Is it possible to limit cache usage of elastic by playing with indices.fielddata.cache.size setting?

That only limits the caching that is done on the heap within Elasticsearch. To tune page cache usage at the operating system level you need to tune the operating system, not Elasticsearch.

ok, thank you

Well, sometimes we also get this error:

[2020-12-21T14:59:24,543][DEBUG][o.e.m.j.JvmGcMonitorService] [h1-es01] [gc][511559] overhead, spent [133ms] collecting in the last [1s]

Full GC log here:https://github.com/NailBash/just_log/blob/main/gc.log
Is it mean that we have problem in gc?

No, this is a DEBUG log which the manual says is "only intended for expert use".

Also our flush latency is bigger than 100 ms. Can it indicate that our problem is something certain?

What do you mean "flush latency"?

This metric

100ms sounds fairly normal for that metric.

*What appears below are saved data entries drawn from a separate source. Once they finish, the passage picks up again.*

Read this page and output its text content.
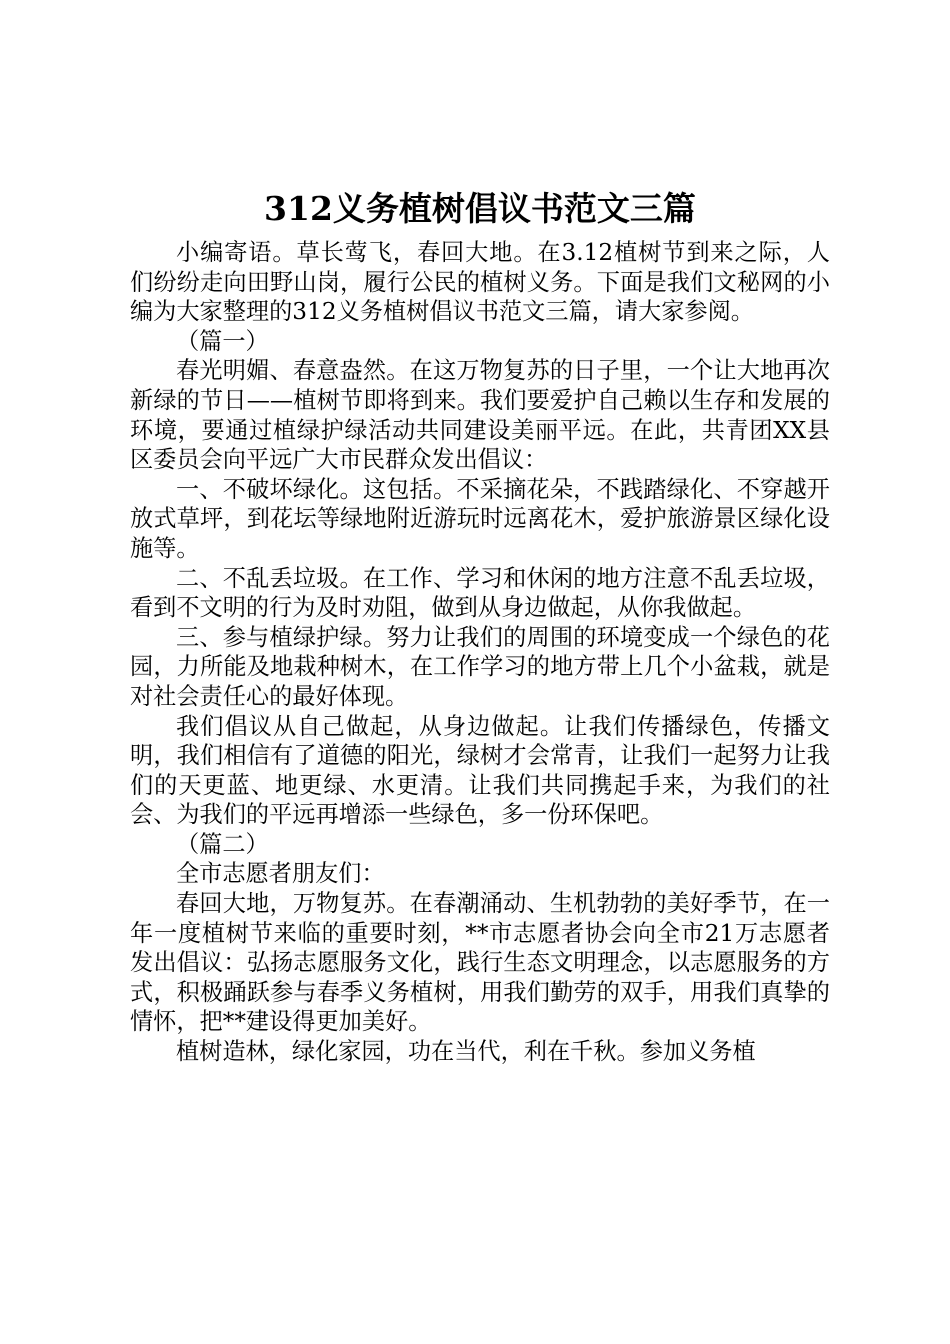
312义务植树倡议书范文三篇

小编寄语。草长莺飞，春回大地。在3.12植树节到来之际，人们纷纷走向田野山岗，履行公民的植树义务。下面是我们文秘网的小编为大家整理的312义务植树倡议书范文三篇，请大家参阅。

（篇一）

春光明媚、春意盎然。在这万物复苏的日子里，一个让大地再次新绿的节日——植树节即将到来。我们要爱护自己赖以生存和发展的环境，要通过植绿护绿活动共同建设美丽平远。在此，共青团XX县区委员会向平远广大市民群众发出倡议：

一、不破坏绿化。这包括。不采摘花朵，不践踏绿化、不穿越开放式草坪，到花坛等绿地附近游玩时远离花木，爱护旅游景区绿化设施等。

二、不乱丢垃圾。在工作、学习和休闲的地方注意不乱丢垃圾，看到不文明的行为及时劝阻，做到从身边做起，从你我做起。

三、参与植绿护绿。努力让我们的周围的环境变成一个绿色的花园，力所能及地栽种树木，在工作学习的地方带上几个小盆栽，就是对社会责任心的最好体现。

我们倡议从自己做起，从身边做起。让我们传播绿色，传播文明，我们相信有了道德的阳光，绿树才会常青，让我们一起努力让我们的天更蓝、地更绿、水更清。让我们共同携起手来，为我们的社会、为我们的平远再增添一些绿色，多一份环保吧。

（篇二）

全市志愿者朋友们：

春回大地，万物复苏。在春潮涌动、生机勃勃的美好季节，在一年一度植树节来临的重要时刻，**市志愿者协会向全市21万志愿者发出倡议：弘扬志愿服务文化，践行生态文明理念，以志愿服务的方式，积极踊跃参与春季义务植树，用我们勤劳的双手，用我们真挚的情怀，把**建设得更加美好。

植树造林，绿化家园，功在当代，利在千秋。参加义务植
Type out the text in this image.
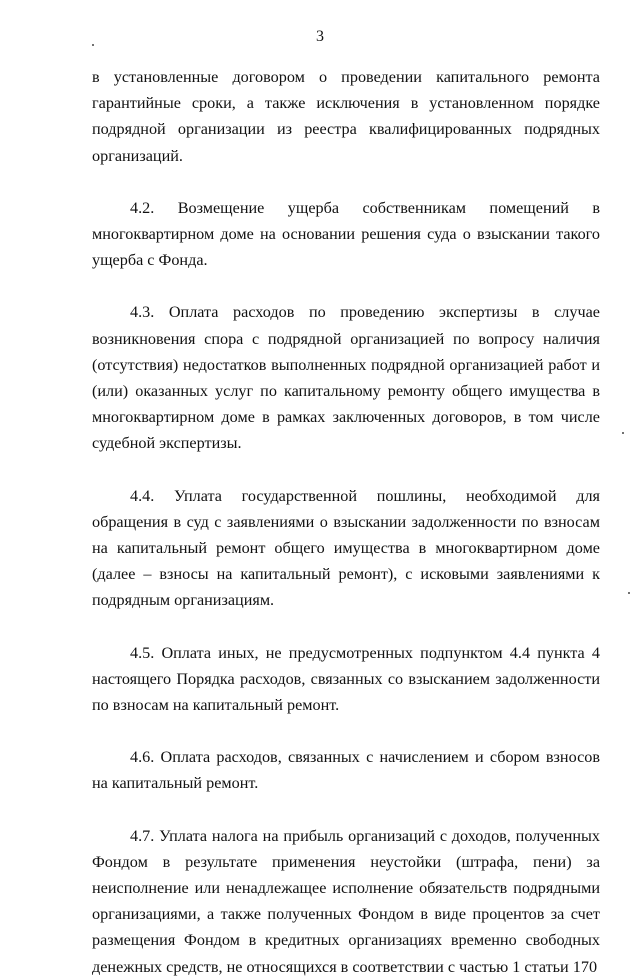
3

в установленные договором о проведении капитального ремонта гарантийные сроки, а также исключения в установленном порядке подрядной организации из реестра квалифицированных подрядных организаций.

4.2. Возмещение ущерба собственникам помещений в многоквартирном доме на основании решения суда о взыскании такого ущерба с Фонда.

4.3. Оплата расходов по проведению экспертизы в случае возникновения спора с подрядной организацией по вопросу наличия (отсутствия) недостатков выполненных подрядной организацией работ и (или) оказанных услуг по капитальному ремонту общего имущества в многоквартирном доме в рамках заключенных договоров, в том числе судебной экспертизы.

4.4. Уплата государственной пошлины, необходимой для обращения в суд с заявлениями о взыскании задолженности по взносам на капитальный ремонт общего имущества в многоквартирном доме (далее – взносы на капитальный ремонт), с исковыми заявлениями к подрядным организациям.

4.5. Оплата иных, не предусмотренных подпунктом 4.4 пункта 4 настоящего Порядка расходов, связанных со взысканием задолженности по взносам на капитальный ремонт.

4.6. Оплата расходов, связанных с начислением и сбором взносов на капитальный ремонт.

4.7. Уплата налога на прибыль организаций с доходов, полученных Фондом в результате применения неустойки (штрафа, пени) за неисполнение или ненадлежащее исполнение обязательств подрядными организациями, а также полученных Фондом в виде процентов за счет размещения Фондом в кредитных организациях временно свободных денежных средств, не относящихся в соответствии с частью 1 статьи 170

well, we have this message

[2020-12-23T14:11:12,026][INFO ][o.e.m.j.JvmGcMonitorService] [h1-es02] [gc][764620] overhead, spent [296ms] collecting in the last [1s]
[2020-12-23T14:12:10,536][INFO ][o.e.m.j.JvmGcMonitorService] [h1-es02] [gc][764678] overhead, spent [365ms] collecting in the last [1s]
[2020-12-23T14:12:12,537][INFO ][o.e.m.j.JvmGcMonitorService] [h1-es02] [gc][764680] overhead, spent [312ms] collecting in the last [1s]
[2020-12-23T14:13:55,376][DEBUG][o.e.m.j.JvmGcMonitorService] [h1-es02] [gc][764782] overhead, spent [117ms] collecting in the last [1s]

and then

[2020-12-23T14:14:30,931][DEBUG][o.e.c.c.LeaderChecker    ] [h1-es02] 1 consecutive failures (limit [cluster.fault_detection.leader_check.retry_count] is 3) with leader [{h1-es03}{Qshtg7-TQIyxeiccpkmlIA}{3Yj31P_rSmCMjymjRtyyEQ}{h1-es03ip}{h1-es03ip:9300}{dimr}]

could it be related?
We periodically receive second messages and can't understand why, network seems to be ok. This messages usually appear in time of higher load on cluster, and sometimes node left the cluster. In atop log we don't see any real problem: ram, disks IO, CPU all is ok too.
P.S. Sometimes we even don't receive information about CPU, network from failed node by Zabbix.